E chi li ha, invece?
«Altro
guaio: chi li ha spesso non riesce a farli conoscere in modo
adeguato. Un secondo problema è quello della messa in sicurezza del
territorio, che non deve essere un problema della Protezione civile.
Ma se lo Stato non si occupa di questo problema, sarà un dramma e il
Paese si sgretolerà».
Mentre la cittadinanza
assegna un ruolo importante alla Protezione civile…
«Sì,
ma bisogna fare attenzione. Ho l’impressione che il tema della
protezione civile e della messa in sicurezza del territorio
interessino solo alla luce delle tragedie avvenute sul momento. E
d’altra parte basterebbe guardare la campagna elettorale: non ho
visto nell’agenda elettorale questo tema in alcun partito. In
sostanza: se in questi ultimi trent’anni abbiamo fatto passi da
giganti, molto va fatto ancora».
Nel
lavoro della Protezione civile la parte del volontariato è molto
alta.
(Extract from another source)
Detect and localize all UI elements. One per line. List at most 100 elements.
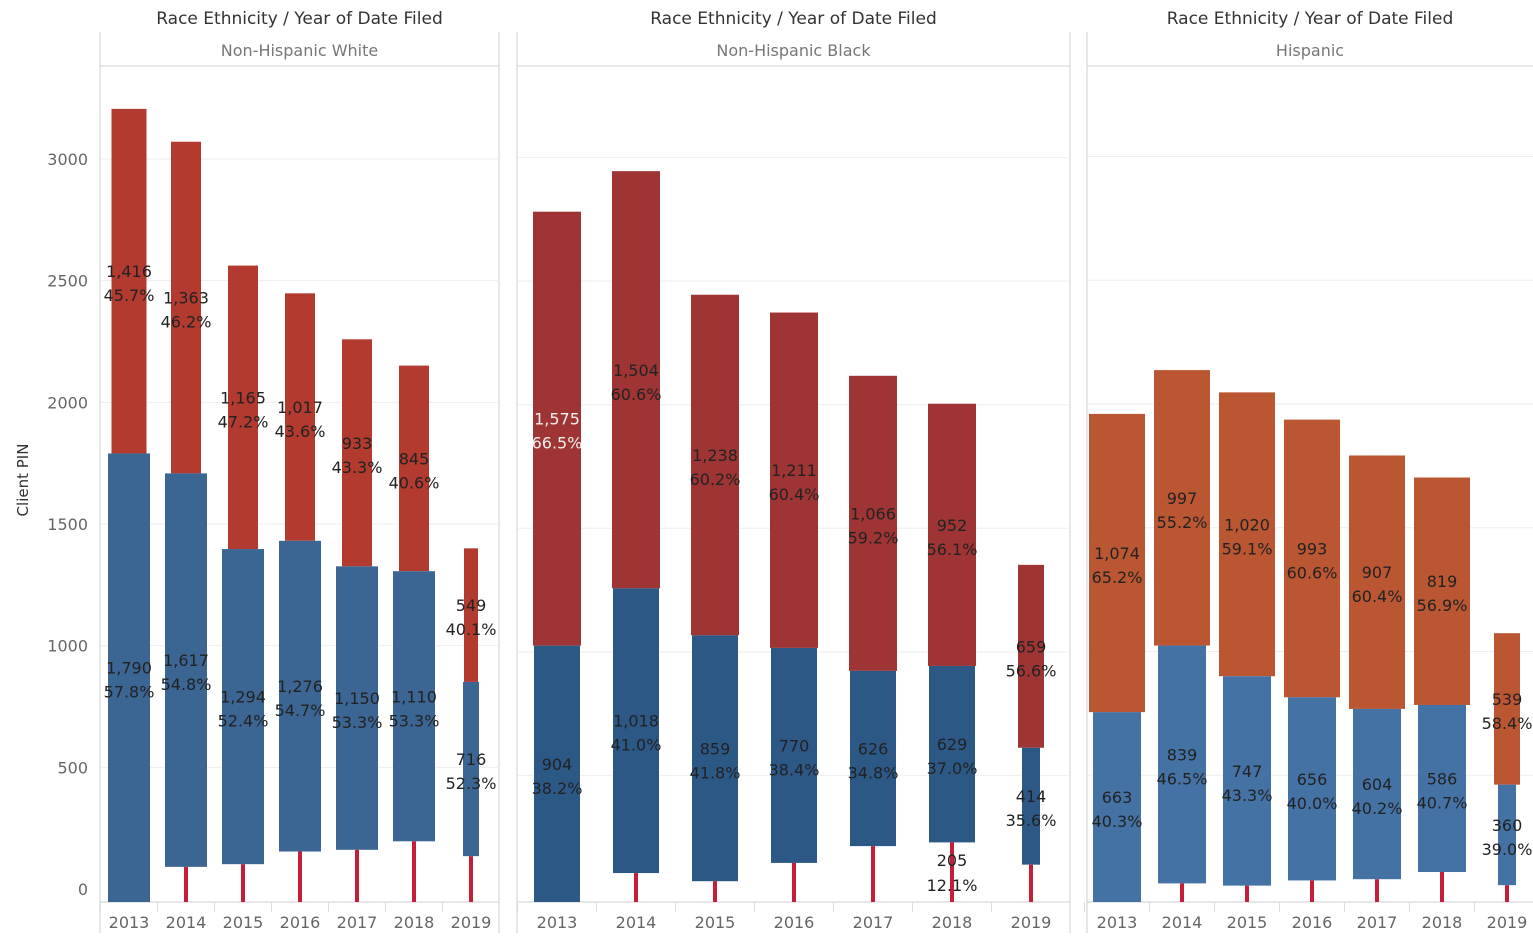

Basta o deve ancora essere implementata?
«Il
volontariato nella protezione civile è una componente fondamentale
che garantisce l’efficienza del sistema. Io immagino il
volontariato come una grande elemento di contaminazione. Tutte le
iniziative che mettiamo in pratica non debbono apparire come degli
spot e basta ma vanno fatte vivere con insistenza sul territorio.
Quindi, investire in volontariato è opera intelligente, sopratutto
in un Paese che ha molte difficoltà. Resta per me il vanto, in
questi tre anni, di non avere toccato un solo euro di finanziamento
alla voce “volontariato” della Protezione civile, nonostante i
tagli subiti del 56 per cento. E allora auspico che il Paese non
perda di vista quanto la Protezione civile sia un’eccellenza
d’Italia. Non va dimenticato che il nostro modello di Protezione
civile è invidiato da tutti».
Sui grandi disastri del
Paese, cosa si può fare?
«Noi,
da quella serata del novembre 1980, il terremoto in Irpinia, non
abbiamo più avuto grandi eventi tragici, ma solo, mi si conceda di
definirli così, “terremotini”. Questa è la realtà. Certo, sono
episodi che portano rovine e tragedie, ma niente a che vedere con
l’ultimo vero grande episodio sismico, quello dell’Irpinia, con
migliaia di morti. Sono passati più di trent’anni e non dobbiamo
nascondere la realtà: prima o poi, un nuovo grande terremoto
avverrà. Non sappiamo quando, dove, a che ora, ma avverrà. Ecco
perché dobbiamo prepararci e lavorare per prevenire».